In terms of my usual over-analysis of a personal anecdote, it’s difficult because there is one main event that sticks out but it’s a little to personal to share via email. What I will say is that it was pretty amazing to realize the harmony and balance of nature itself. For all that we try to force and impose on ourselves and the world to create some form of balance, it is nothing compared to the simple balance achieved by the natural animal kingdom. The way the animals work together AND in opposition to fulfill their distinctive roles was something I’d never truly appreciated until I was there to witness it in it’s purest form, and I think a lot can be learned from that. I wrote this short verse which I believe sums it all up:
From the day we arrived on the planet, and slowly stepped into the sun, there’s more to see than can ever be seen, more to do than can ever be done. There’s far too much to take in here, more to find than can ever be found, but the sun rolling high in the sapphire sky, keeps rising small on the endless round, it’s the CIRCLE OF LIFE, and it moves us all.

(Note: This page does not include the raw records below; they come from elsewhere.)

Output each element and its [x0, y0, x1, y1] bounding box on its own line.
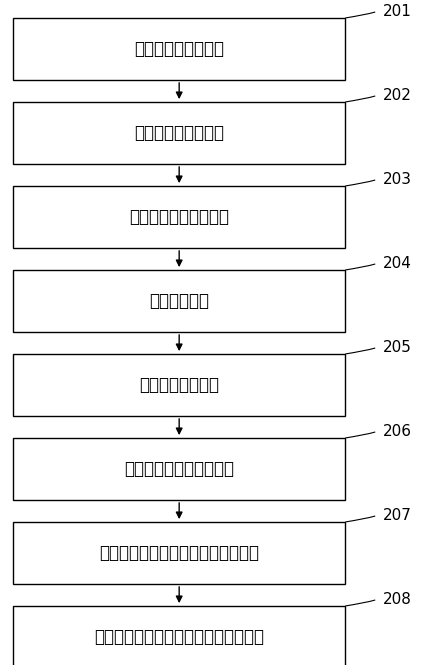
- Text: 201: 201: [383, 5, 412, 19]
- Text: 采样步长确定模块: 采样步长确定模块: [139, 376, 219, 394]
- Bar: [13, 270, 345, 332]
- Text: 205: 205: [383, 340, 412, 356]
- Bar: [13, 522, 345, 584]
- Bar: [13, 186, 345, 248]
- Text: 202: 202: [383, 88, 412, 104]
- Text: 203: 203: [383, 172, 412, 188]
- Text: 206: 206: [383, 424, 412, 440]
- Bar: [13, 438, 345, 500]
- Text: 204: 204: [383, 257, 412, 271]
- Bar: [13, 606, 345, 665]
- Text: 谐振频率点计算模块: 谐振频率点计算模块: [134, 40, 224, 58]
- Bar: [13, 354, 345, 416]
- Bar: [13, 102, 345, 164]
- Text: 仿真子频段的谐振响应曲线确定模块: 仿真子频段的谐振响应曲线确定模块: [99, 544, 259, 562]
- Text: 集成电路超宽频谐振响应曲线生成模块: 集成电路超宽频谐振响应曲线生成模块: [94, 628, 264, 646]
- Text: 新插入的频率点确定模块: 新插入的频率点确定模块: [124, 460, 234, 478]
- Text: 208: 208: [383, 593, 412, 608]
- Text: 插值处理模块: 插值处理模块: [149, 292, 209, 310]
- Bar: [13, 18, 345, 80]
- Text: 207: 207: [383, 509, 412, 523]
- Text: 初始频率点确定模块: 初始频率点确定模块: [134, 124, 224, 142]
- Text: 电磁响应序列确定模块: 电磁响应序列确定模块: [129, 208, 229, 226]
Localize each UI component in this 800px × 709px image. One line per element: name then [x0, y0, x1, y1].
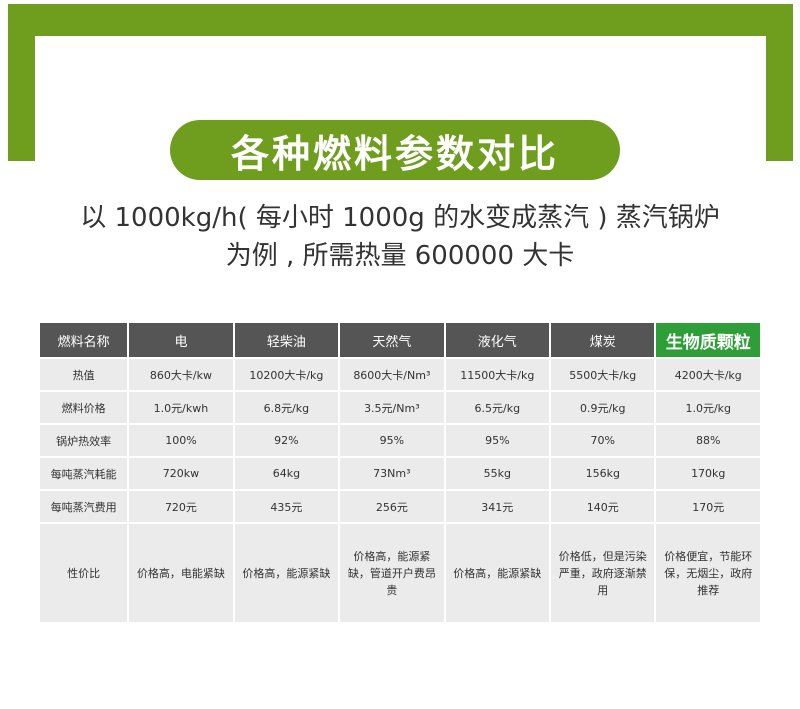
table-cell: 6.5元/kg: [445, 392, 550, 423]
table-cell: 价格高，电能紧缺: [129, 524, 233, 622]
table-cell: 435元: [234, 491, 339, 522]
table-cell: 55kg: [445, 458, 550, 489]
table-cell: 88%: [656, 425, 760, 456]
header-fuel-name: 燃料名称: [40, 323, 128, 357]
table-cell: 8600大卡/Nm³: [340, 359, 444, 390]
table-cell: 95%: [340, 425, 444, 456]
row-label: 每吨蒸汽耗能: [40, 458, 128, 489]
table-cell: 0.9元/kg: [551, 392, 655, 423]
header-coal: 煤炭: [551, 323, 655, 357]
table-cell: 1.0元/kwh: [129, 392, 233, 423]
table-cell: 4200大卡/kg: [656, 359, 760, 390]
table-cell: 720kw: [129, 458, 233, 489]
table-row: 性价比 价格高，电能紧缺 价格高，能源紧缺 价格高，能源紧缺，管道开户费昂贵 价…: [40, 524, 760, 622]
table-cell: 价格便宜，节能环保，无烟尘，政府推荐: [656, 524, 760, 622]
header-lpg: 液化气: [445, 323, 550, 357]
table-row: 热值 860大卡/kw 10200大卡/kg 8600大卡/Nm³ 11500大…: [40, 359, 760, 390]
table-cell: 256元: [340, 491, 444, 522]
header-natural-gas: 天然气: [340, 323, 444, 357]
table-cell: 6.8元/kg: [234, 392, 339, 423]
header-biomass-pellet: 生物质颗粒: [656, 323, 760, 357]
table-row: 锅炉热效率 100% 92% 95% 95% 70% 88%: [40, 425, 760, 456]
row-label: 燃料价格: [40, 392, 128, 423]
table-row: 每吨蒸汽耗能 720kw 64kg 73Nm³ 55kg 156kg 170kg: [40, 458, 760, 489]
table-header-row: 燃料名称 电 轻柴油 天然气 液化气 煤炭 生物质颗粒: [40, 323, 760, 357]
table-cell: 1.0元/kg: [656, 392, 760, 423]
header-electricity: 电: [129, 323, 233, 357]
table-cell: 720元: [129, 491, 233, 522]
table-cell: 3.5元/Nm³: [340, 392, 444, 423]
table-cell: 92%: [234, 425, 339, 456]
table-cell: 价格高，能源紧缺: [234, 524, 339, 622]
table-cell: 170元: [656, 491, 760, 522]
header-light-diesel: 轻柴油: [234, 323, 339, 357]
row-label: 性价比: [40, 524, 128, 622]
table-cell: 156kg: [551, 458, 655, 489]
table-cell: 11500大卡/kg: [445, 359, 550, 390]
table-cell: 10200大卡/kg: [234, 359, 339, 390]
table-cell: 价格低，但是污染严重，政府逐渐禁用: [551, 524, 655, 622]
table-cell: 价格高，能源紧缺: [445, 524, 550, 622]
table-cell: 95%: [445, 425, 550, 456]
subtitle-line-2: 为例 , 所需热量 600000 大卡: [225, 241, 575, 271]
table-row: 每吨蒸汽费用 720元 435元 256元 341元 140元 170元: [40, 491, 760, 522]
table-cell: 860大卡/kw: [129, 359, 233, 390]
table-cell: 64kg: [234, 458, 339, 489]
table-cell: 341元: [445, 491, 550, 522]
table-cell: 价格高，能源紧缺，管道开户费昂贵: [340, 524, 444, 622]
table-row: 燃料价格 1.0元/kwh 6.8元/kg 3.5元/Nm³ 6.5元/kg 0…: [40, 392, 760, 423]
row-label: 每吨蒸汽费用: [40, 491, 128, 522]
table-cell: 170kg: [656, 458, 760, 489]
row-label: 锅炉热效率: [40, 425, 128, 456]
fuel-comparison-table: 燃料名称 电 轻柴油 天然气 液化气 煤炭 生物质颗粒 热值 860大卡/kw …: [38, 321, 762, 624]
table-cell: 73Nm³: [340, 458, 444, 489]
table-cell: 100%: [129, 425, 233, 456]
table-cell: 140元: [551, 491, 655, 522]
subtitle-line-1: 以 1000kg/h( 每小时 1000g 的水变成蒸汽 ) 蒸汽锅炉: [80, 203, 720, 233]
table-cell: 70%: [551, 425, 655, 456]
row-label: 热值: [40, 359, 128, 390]
page-title: 各种燃料参数对比: [170, 120, 620, 180]
table-cell: 5500大卡/kg: [551, 359, 655, 390]
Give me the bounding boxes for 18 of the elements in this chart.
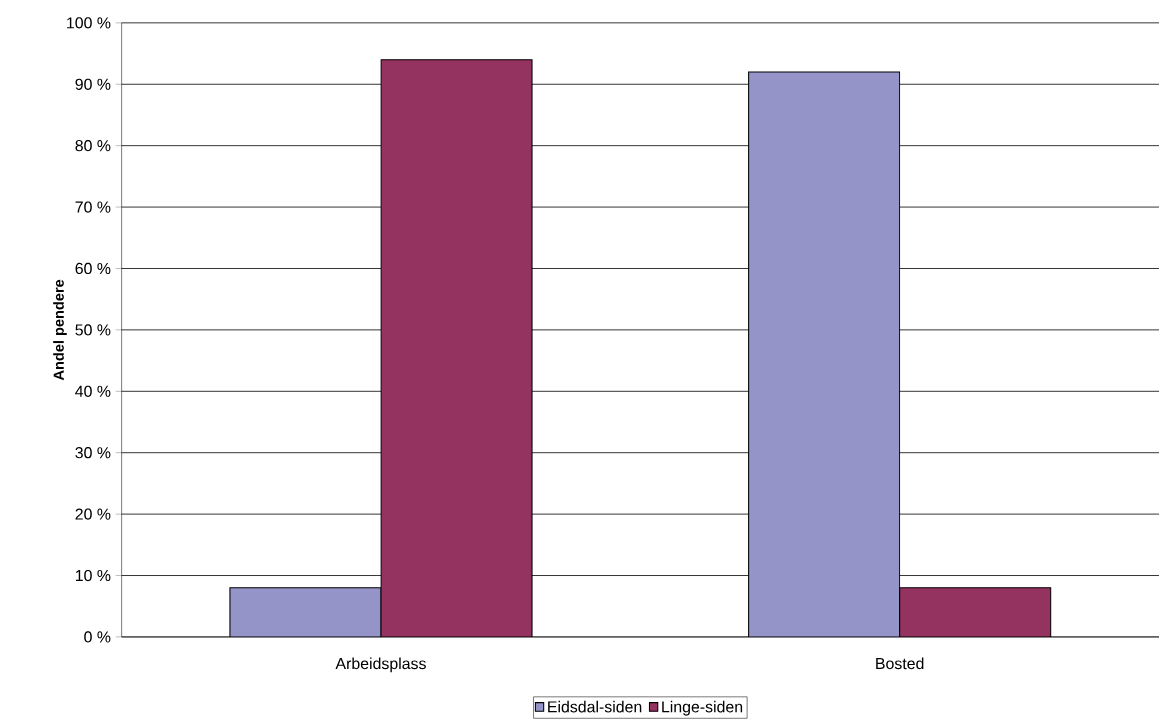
y-tick-label: 60 % xyxy=(75,262,111,274)
bar xyxy=(229,587,382,637)
legend-label: Eidsdal-siden xyxy=(548,700,642,713)
legend-label: Linge-siden xyxy=(662,700,743,716)
bar xyxy=(748,71,901,637)
y-tick-label: 50 % xyxy=(75,324,111,336)
y-tick-label: 70 % xyxy=(75,201,111,213)
y-tick-label: 10 % xyxy=(75,569,111,581)
x-tick-label: Arbeidsplass xyxy=(335,657,426,673)
y-axis-title: Andel pendere xyxy=(53,279,67,380)
y-tick-label: 40 % xyxy=(75,385,111,397)
y-tick-label: 30 % xyxy=(75,446,111,459)
y-tick-label: 90 % xyxy=(75,78,111,90)
y-tick-label: 0 % xyxy=(84,631,111,643)
y-tick-label: 80 % xyxy=(75,139,111,152)
y-tick-label: 100 % xyxy=(67,17,111,29)
y-tick-label: 20 % xyxy=(75,508,111,520)
x-tick-label: Bosted xyxy=(876,657,924,669)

I blessed the rains down in Africa.
Be safe and stay classy,

PS: The last of the Big 5 obviously isn’t geese… but I guarantee Josh Cohen now thinks it is…
PPS: One night a girl on my trip apparently made a toast thanking her parents in front of everyone. Like all good parents, my parents informed me of this over dinner the next night. I never really got a chance to do that, but I guess I can still toast my parents via email right? So thank you for helping to send me on this trip, for caring enough about me to meet me in Africa, and for being the loving parents that you’ve always been. One day hopefully my kids will be as successful as your oldest child, as impressive as your youngest child, as tall and kind as your adopted children, and as appreciative as your middle one. You’ve given me so much, and if there’s anything you ever need from me you know I’ll be there.
PPPS: I can’t make the family vacation this summer.